If you’d like to learn more, Chris is featured on the latest episode of This Week In Machine Learning & AI discussing his work.

Machine Learning Crash Course

Posted by Barry Rosenberg, Google Engineering Education Team

Today, we're happy to share our Machine Learning Crash Course (MLCC) with the world. MLCC is one of the most popular courses created for Google engineers. Our engineering education team has delivered this course to more than 18,000 Googlers, and now you can take it too! The course develops intuition around fundamental machine learning concepts.

What does the course cover?

MLCC covers many machine learning fundamentals, starting with loss and gradient descent, then building through classification models and neural nets. The programming exercises introduce TensorFlow. You'll watch brief videos from Google machine learning experts, read short text lessons, and play with educational gadgets devised by instructional designers and engineers.

How much does it cost?

MLCC is free.

I don't get it. Why are you offering MLCC to everyone?

We believe that the potential of machine learning is so vast that every technical person should learn machine learning fundamentals. We're offering the course in English, Spanish, Korean, Mandarin, and French.

Does the real world make an appearance in the course?

Yes, MLCC ends with short lessons on designing real-world machine learning systems. MLCC also contains sections enabling you to learn from the mistakes that our experts have made.

Do I have enough mathematical background to understand MLCC?

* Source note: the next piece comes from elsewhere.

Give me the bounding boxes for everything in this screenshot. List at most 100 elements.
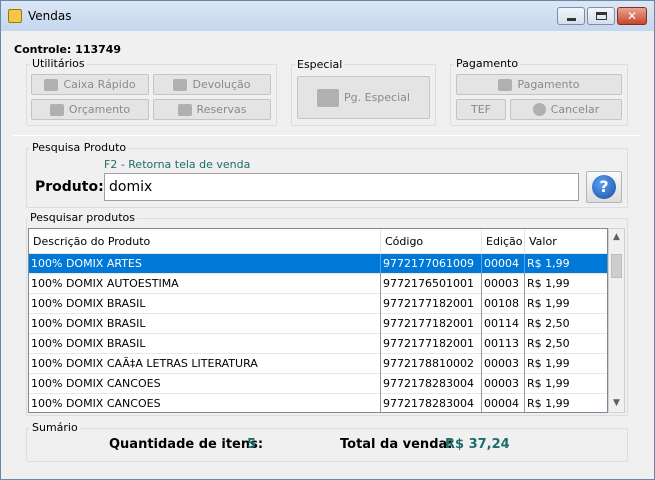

Understanding a little algebra and a little elementary statistics (mean and standard deviation) is helpful. If you understand calculus, you'll get a bit more out of the course, but calculus is not a requirement. MLCC contains a helpful section to refresh your memory on the background math.

Is this a programming course?

MLCC contains some Python programming exercises. However, those exercises comprise only a small percentage of the course, which non-programmers may safely skip.

I'm new to Python. Will the programming exercises be too hard for me?

Many of the Google engineers who took MLCC didn't know any Python but still completed the exercises. That's because you'll write only a few lines of code during the programming exercises. Instead of writing code from scratch, you'll primarily manipulate the values of existing variables. That said, the code will be easier to understand if you can program in Python.

But how will I learn machine learning concepts without programming?

MLCC relies on a variety of media and hands-on interactive tools to build intuition in fundamental machine learning concepts. You need a technical mind, but you don't need programming skills.

How can I show off my machine learning skills?

As your knowledge about Machine Learning grows, you can test your skill by helping others. We're also kicking off a Kaggle competition to help DonorsChoose.org. DonorsChoose.org is an organization that empowers public school teachers from across the country to request materials and experiences they need to help their students grow. Teachers submit hundreds of thousands of project proposals each year; 500,000 proposals are expected in 2018.

Currently, DonorsChoose.org relies on a large number of volunteers to screen the proposals. The Kaggle competition hopes to help DonorsChoose.org use ML to accelerate the screening process, which will enable volunteers to make better use of their time. In addition, this work should help increase the consistency of decisions about projects.

Is MLCC Google's only machine learning educational project?

MLCC is merely one of many ways to learn about machine learning. To explore the universe of machine learning educational opportunities from Google, see our new Learn with Google AI program at g.co/learnwithgoogleai. To start on MLCC, see g.co/machinelearningcrashcourse.